Beneath some of the sharpest assaults on Barack Obama—that he consorted with radicals, that he condescended to small-town Americans—was a lingering question: Would white America help elect a black president?
On Tuesday, Obama rode a surge of support across many voter groups. And white Americans played a major role in putting the first black president in the White House.
Obama did not win a majority of white voters; no Democrat has since Lyndon Johnson in 1964. But he ran equal to the last three Democratic candidates for president among white voters, and even slightly better than the party’s 2004 nominee, according to an Edison/Mitofsky exit poll conducted for a consortium of TV networks and the Associated Press.
Race proved to be no discernible handicap, even among the small-town, working-class whites who were considered most resistant to the black political newcomer from Chicago.
The force propelling Obama was clear: a troubled economy that had gone from shaky in the spring and summer to frightening in the fall. But in choosing an African American as the best person to lead in a time of crisis, the nation’s voters have broken a number of long-held truths about the hold of race on the country.

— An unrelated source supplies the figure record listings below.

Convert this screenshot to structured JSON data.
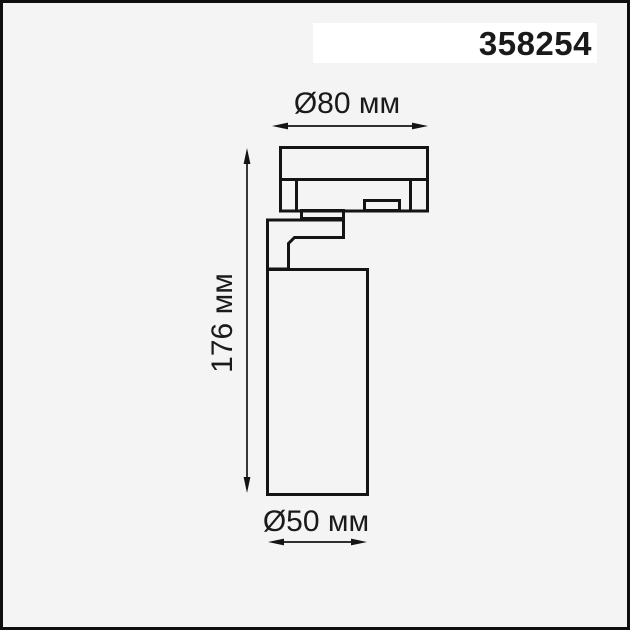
{
  "theme": {
    "bg": "#f4f4f5",
    "line": "#141414",
    "text": "#1a1a1a",
    "codebox": "#ffffff",
    "frame": "#0f0f0f"
  },
  "product": {
    "code": "358254"
  },
  "drawing": {
    "type": "technical-dimension-diagram",
    "labels": {
      "top_diameter": "Ø80 мм",
      "height": "176 мм",
      "bottom_diameter": "Ø50 мм"
    }
  }
}
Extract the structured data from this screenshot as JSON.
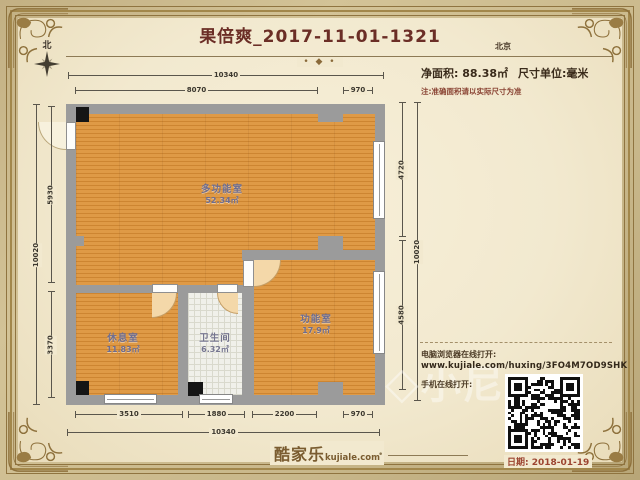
{
  "header": {
    "title": "果倍爽_2017-11-01-1321",
    "city": "北京",
    "north": "北",
    "area_label": "净面积: 88.38㎡",
    "unit_label": "尺寸单位:毫米",
    "note": "注:准确面积请以实际尺寸为准"
  },
  "rooms": [
    {
      "name": "多功能室",
      "area": "52.34㎡"
    },
    {
      "name": "休息室",
      "area": "11.83㎡"
    },
    {
      "name": "卫生间",
      "area": "6.32㎡"
    },
    {
      "name": "功能室",
      "area": "17.9㎡"
    }
  ],
  "dims": {
    "top_outer": "10340",
    "top_inner": [
      "8070",
      "970"
    ],
    "bottom_inner": [
      "3510",
      "1880",
      "2200",
      "970"
    ],
    "bottom_outer": "10340",
    "left_outer": "10020",
    "left_inner": [
      "5930",
      "3370"
    ],
    "right_inner": [
      "4720",
      "4580"
    ],
    "right_outer": "10020"
  },
  "share": {
    "desktop_label": "电脑浏览器在线打开:",
    "url": "www.kujiale.com/huxing/3FO4M7OD9SHK",
    "mobile_label": "手机在线打开:"
  },
  "footer": {
    "brand": "酷家乐",
    "brand_domain": "kujiale.com",
    "date": "日期: 2018-01-19"
  },
  "watermark": {
    "icon": "◇",
    "text": "小尼"
  },
  "icons": {
    "divider_ornament": "• ◆ •"
  },
  "colors": {
    "floor_wood": "#d89140",
    "wall": "#9b9b9b",
    "bathroom_tile": "#f0f0ea",
    "title_text": "#6b2e26",
    "note_red": "#8a4434",
    "date_red": "#9c4430",
    "frame_gold": "#a2874b",
    "paper": "#f2e9cf"
  }
}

Racial antagonism still exists. But with Obama’s victory, voters showed that such feelings no longer hovered over American politics as they had for decades.
Most symbolic of that achievement was Obama’s victory in Virginia, home to the capital of the Confederacy, where the candidate ended his 21-month campaign with a massive rally in Manassas, near the site of one of the epic battles of the Civil War.

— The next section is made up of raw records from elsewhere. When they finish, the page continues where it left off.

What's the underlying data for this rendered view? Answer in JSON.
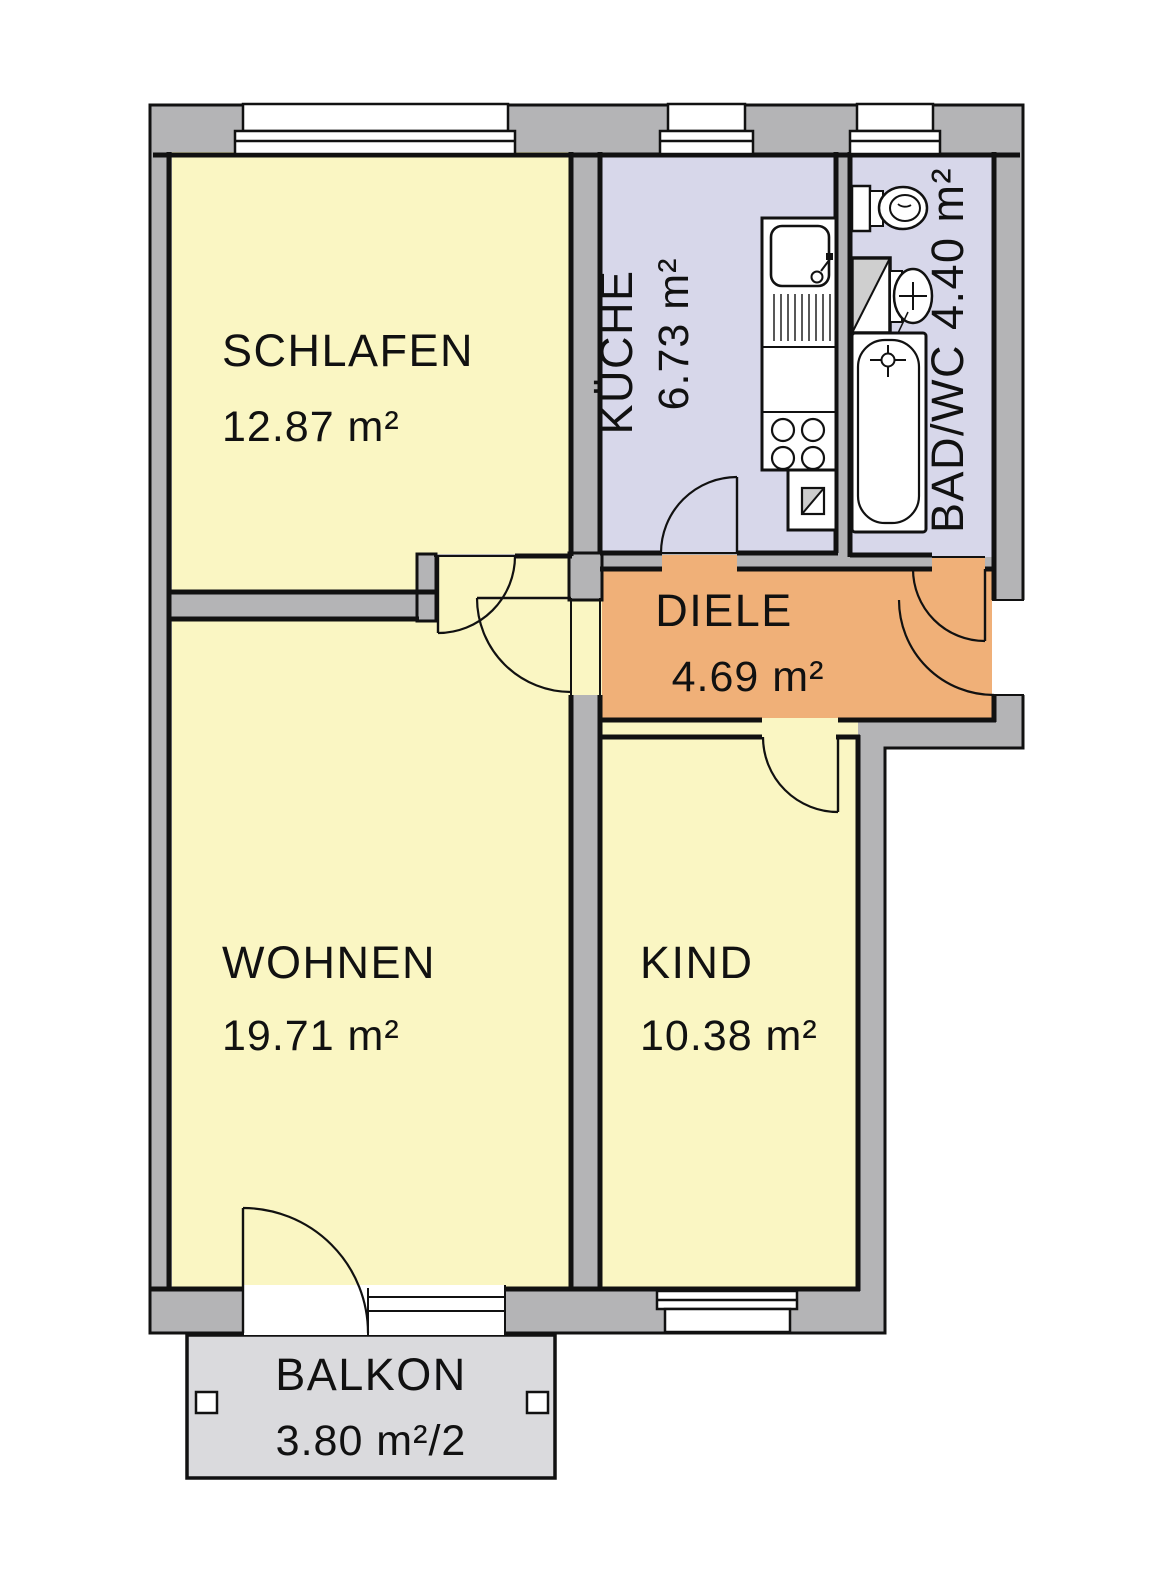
{
  "plan": {
    "type": "apartment-floor-plan",
    "colors": {
      "wall_gray": "#b4b4b6",
      "balcony_gray": "#dadadd",
      "room_yellow": "#faf6c3",
      "room_lavender": "#d7d7ea",
      "room_orange": "#f0b078",
      "outline_black": "#111111",
      "white": "#ffffff"
    },
    "rooms": [
      {
        "id": "schlafen",
        "label": "SCHLAFEN",
        "area": "12.87 m²"
      },
      {
        "id": "kueche",
        "label": "KÜCHE",
        "area": "6.73 m²"
      },
      {
        "id": "bad",
        "label": "BAD/WC",
        "area": "4.40 m²",
        "combined": "BAD/WC 4.40 m²"
      },
      {
        "id": "diele",
        "label": "DIELE",
        "area": "4.69 m²"
      },
      {
        "id": "wohnen",
        "label": "WOHNEN",
        "area": "19.71 m²"
      },
      {
        "id": "kind",
        "label": "KIND",
        "area": "10.38 m²"
      },
      {
        "id": "balkon",
        "label": "BALKON",
        "area": "3.80 m²/2"
      }
    ],
    "fixtures": [
      "kitchen-counter",
      "kitchen-sink",
      "kitchen-drainer",
      "kitchen-stove-4-burners",
      "kitchen-base-cabinet",
      "toilet",
      "shower-tray",
      "washbasin",
      "bathtub"
    ],
    "openings": [
      "schlafen-door",
      "wohnen-door",
      "kueche-door",
      "bad-door",
      "kind-door",
      "entrance-door",
      "balcony-door",
      "schlafen-window",
      "kueche-window",
      "bad-window",
      "kind-window",
      "balcony-window"
    ]
  }
}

Breaking with recent assumptions, Obama showed that a single candidate can appeal to black voters without losing whites, and to white voters without losing blacks.
Obama improved on past Democratic performances among all groups, with the singular exception of seniors. He improved on 2004 nominee John F. Kerry’s totals among Jews, Protestants and Catholics. While Kerry split women’s votes with Bush, Obama won a decisive majority.

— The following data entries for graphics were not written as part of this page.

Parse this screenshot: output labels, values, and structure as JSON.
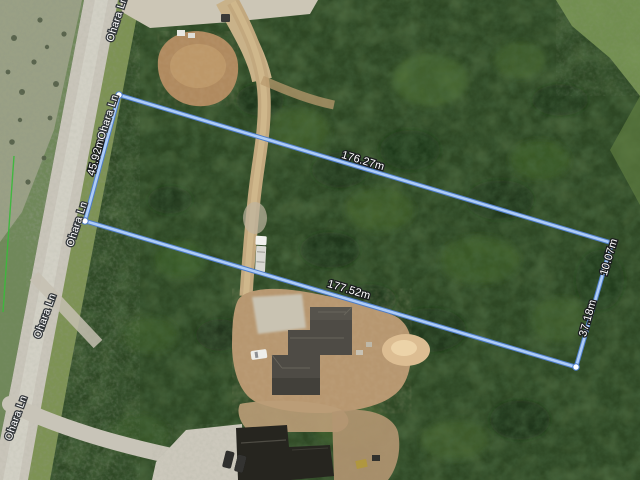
{
  "map": {
    "view_type": "satellite",
    "road_name": "Ohara Ln",
    "measurement_overlay": {
      "tool": "distance-measurement",
      "segments": {
        "top_edge": "176.27m",
        "bottom_edge": "177.52m",
        "left_edge": "45.92m",
        "right_edge_upper": "10.07m",
        "right_edge_lower": "37.18m"
      },
      "colors": {
        "line_core": "#aecdf7",
        "line_casing": "#4f7ec9",
        "vertex_fill": "#ffffff",
        "vertex_stroke": "#4f7ec9",
        "label_text": "#ffffff",
        "label_halo": "#1b1d1f"
      }
    },
    "parcel_line_color": "#3cb83c",
    "terrain": {
      "forest": "#2e4724",
      "field": "#9aa085",
      "road_surface": "#c9c5ba",
      "dirt": "#b08a5f",
      "sand_pile": "#dcbd92",
      "roof_main": "#4e4b45",
      "roof_dark_house": "#26251f"
    }
  }
}
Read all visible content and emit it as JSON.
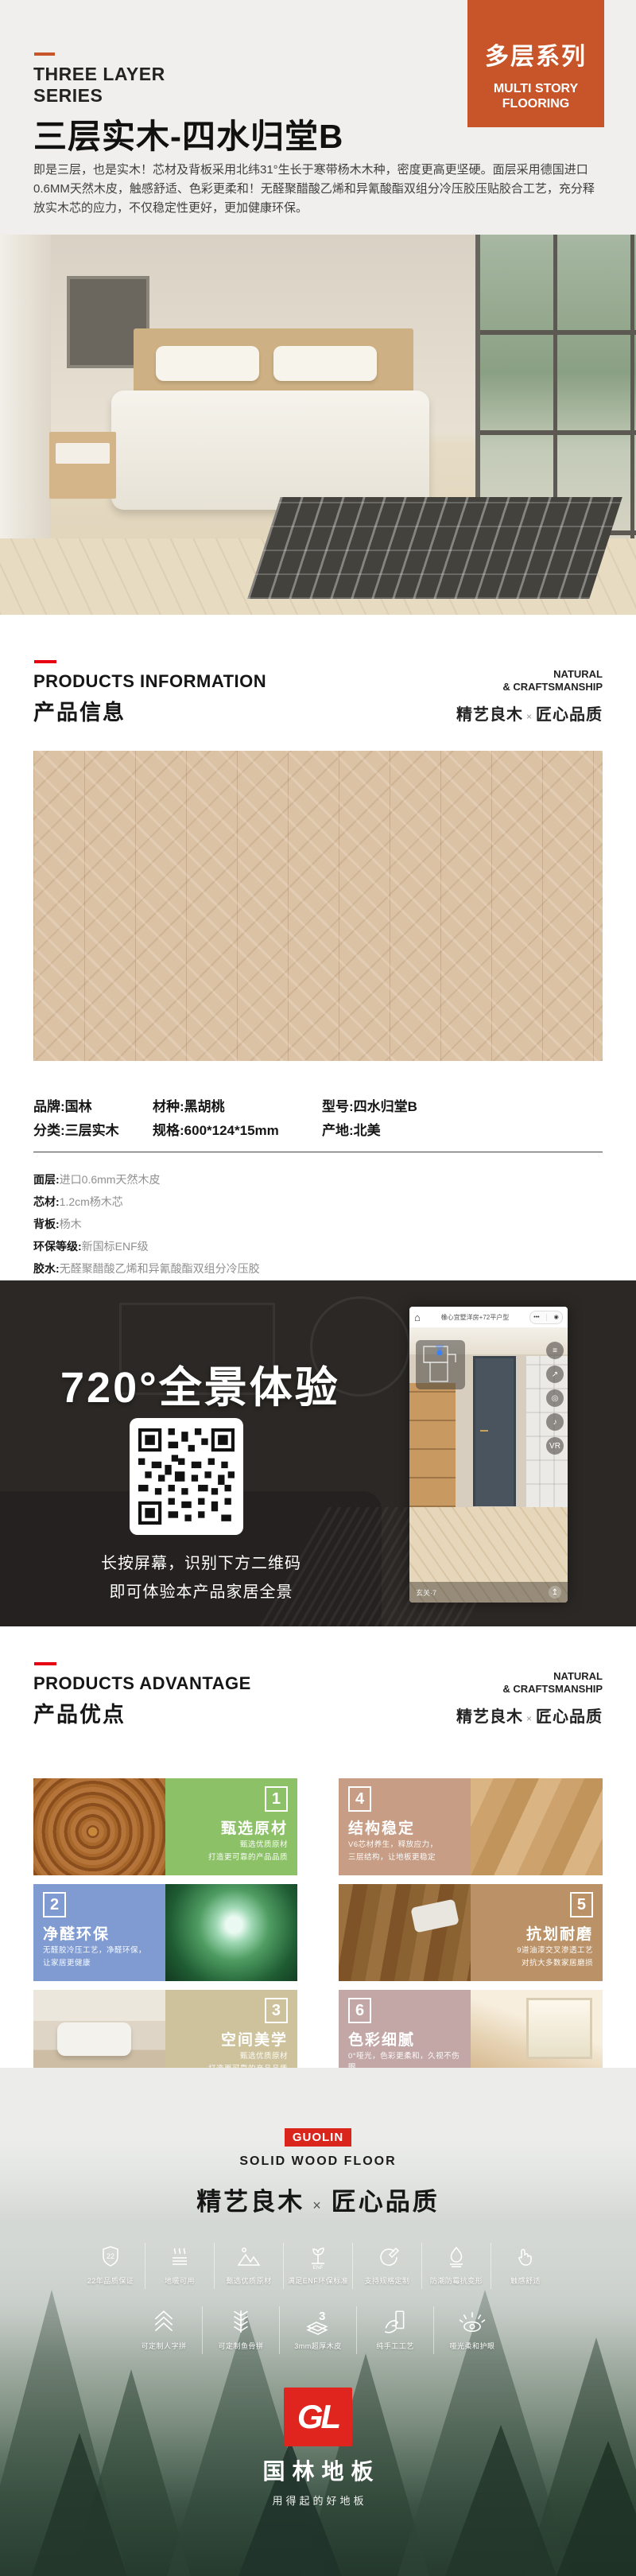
{
  "header": {
    "series_en_line1": "THREE LAYER",
    "series_en_line2": "SERIES",
    "title": "三层实木-四水归堂B",
    "description": "即是三层，也是实木！芯材及背板采用北纬31°生长于寒带杨木木种，密度更高更坚硬。面层采用德国进口0.6MM天然木皮，触感舒适、色彩更柔和！无醛聚醋酸乙烯和异氰酸酯双组分冷压胶压贴胶合工艺，充分释放实木芯的应力，不仅稳定性更好，更加健康环保。",
    "badge": {
      "cn": "多层系列",
      "en_line1": "MULTI STORY",
      "en_line2": "FLOORING",
      "color": "#c8552a"
    }
  },
  "section_info": {
    "en": "PRODUCTS INFORMATION",
    "cn": "产品信息"
  },
  "section_adv": {
    "en": "PRODUCTS ADVANTAGE",
    "cn": "产品优点"
  },
  "section_right": {
    "en_line1": "NATURAL",
    "en_line2": "& CRAFTSMANSHIP",
    "cn_left": "精艺良木",
    "times": "×",
    "cn_right": "匠心品质"
  },
  "specs": {
    "grid": [
      [
        {
          "label": "品牌:",
          "value": "国林"
        },
        {
          "label": "材种:",
          "value": "黑胡桃"
        },
        {
          "label": "型号:",
          "value": "四水归堂B"
        }
      ],
      [
        {
          "label": "分类:",
          "value": "三层实木"
        },
        {
          "label": "规格:",
          "value": "600*124*15mm"
        },
        {
          "label": "产地:",
          "value": "北美"
        }
      ]
    ],
    "details": [
      {
        "label": "面层:",
        "value": "进口0.6mm天然木皮"
      },
      {
        "label": "芯材:",
        "value": "1.2cm杨木芯"
      },
      {
        "label": "背板:",
        "value": "杨木"
      },
      {
        "label": "环保等级:",
        "value": "新国标ENF级"
      },
      {
        "label": "胶水:",
        "value": "无醛聚醋酸乙烯和异氰酸酯双组分冷压胶"
      }
    ]
  },
  "panorama": {
    "title": "720°全景体验",
    "tip_line1": "长按屏幕，识别下方二维码",
    "tip_line2": "即可体验本产品家居全景",
    "phone": {
      "home": "⌂",
      "title": "橡心宜墅洋房+72平户型",
      "capsule_dots": "•••",
      "capsule_circle": "◉",
      "buttons": [
        "≡",
        "↗",
        "◎",
        "♪",
        "VR"
      ],
      "bottom_label": "玄关·7",
      "upload": "↥"
    }
  },
  "advantages": [
    {
      "num": "1",
      "title": "甄选原材",
      "lines": [
        "甄选优质原材",
        "打造更可靠的产品品质"
      ],
      "color": "#8dc168"
    },
    {
      "num": "4",
      "title": "结构稳定",
      "lines": [
        "V6芯材养生，释放应力，",
        "三层结构，让地板更稳定"
      ],
      "color": "#c79d85"
    },
    {
      "num": "2",
      "title": "净醛环保",
      "lines": [
        "无醛胶冷压工艺，净醛环保，",
        "让家居更健康"
      ],
      "color": "#7f9bd2"
    },
    {
      "num": "5",
      "title": "抗划耐磨",
      "lines": [
        "9道油漆交叉渗透工艺",
        "对抗大多数家居磨损"
      ],
      "color": "#bb9267"
    },
    {
      "num": "3",
      "title": "空间美学",
      "lines": [
        "甄选优质原材",
        "打造更可靠的产品品质"
      ],
      "color": "#cdc29b"
    },
    {
      "num": "6",
      "title": "色彩细腻",
      "lines": [
        "0°哑光，色彩更柔和，久视不伤眼",
        ""
      ],
      "color": "#c3a7a6"
    }
  ],
  "footer": {
    "badge": "GUOLIN",
    "sub": "SOLID WOOD FLOOR",
    "features_row1": [
      {
        "icon": "shield-22-icon",
        "label": "22年品质保证",
        "glyph": "22"
      },
      {
        "icon": "floor-heating-icon",
        "label": "地暖可用"
      },
      {
        "icon": "mountains-icon",
        "label": "甄选优质原材"
      },
      {
        "icon": "enf-sprout-icon",
        "label": "满足ENF环保标准",
        "glyph": "ENF"
      },
      {
        "icon": "custom-spec-icon",
        "label": "支持规格定制"
      },
      {
        "icon": "water-drop-icon",
        "label": "防潮防霉抗变形"
      },
      {
        "icon": "hand-touch-icon",
        "label": "触感舒适"
      }
    ],
    "features_row2": [
      {
        "icon": "herringbone-icon",
        "label": "可定制人字拼"
      },
      {
        "icon": "fishbone-icon",
        "label": "可定制鱼骨拼"
      },
      {
        "icon": "veneer-3mm-icon",
        "label": "3mm超厚木皮",
        "glyph": "3"
      },
      {
        "icon": "handcraft-icon",
        "label": "纯手工工艺"
      },
      {
        "icon": "eye-protect-icon",
        "label": "哑光柔和护眼"
      }
    ],
    "logo": {
      "mark": "GL",
      "name": "国林地板",
      "tagline": "用得起的好地板"
    }
  },
  "colors": {
    "accent_orange": "#c8552a",
    "accent_red": "#e60012",
    "brand_red": "#da251c",
    "dark_section": "#2b2825"
  }
}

Moreover, Obama won the votes of 4 in 10 white men—higher than the last five Democratic presidential nominees, according to a National Journal study of exit polls—and nearly half of white independents.
Latinos, courted aggressively by both sides with Spanish-language ad campaigns, went overwhelmingly for Obama. McCain, once popular with Latinos, won 3 in 10—a deep decline from the 45% won four years ago by Bush.
Just as Obama helped expand the Democratic coalition—bringing with him new U.S. senators and House members in Republican states from Florida to North Carolina—Republicans now face a drastically narrowed party.
Tuesday’s results show that Bush and McCain have left the GOP appealing primarily to white conservatives at a time when Obama’s ascension symbolizes the growing multiculturalism of America.
The African American share of the electorate, for example, grew slightly, according to network exit polls. That was no doubt a result of the excitement over Obama’s candidacy and a deliberate strategy by his campaign to register new voters and contact blacks who had not participated in the past.
Gone from the Bush win column of 2004 were two pivotal states—Ohio and Florida—both of which boast growing ethnic diversity. In greater Miami, an ethnic microcosm with large populations of blacks and Latinos, Obama won by more than 140,000 votes—more than tripling the Democrats’ edge there four years ago. In populous Pinellas County near Tampa, Fla., where Bush and Kerry tied, Obama won by 40,000 votes.
But the most reassuring numbers of all for Obama strategists may have been the results among white voters—particularly those in working-class areas and in key suburbs.
Even in the coal country of southwestern Virginia, Obama minimized his losses, perhaps thanks to his two visits to the region and a swarming effort by the campaign to reassure skeptical whites that his policies were better for their lives. As the president of the coal miners union told locals repeatedly in recent weeks, they could elect a “black friend” or a “white enemy.”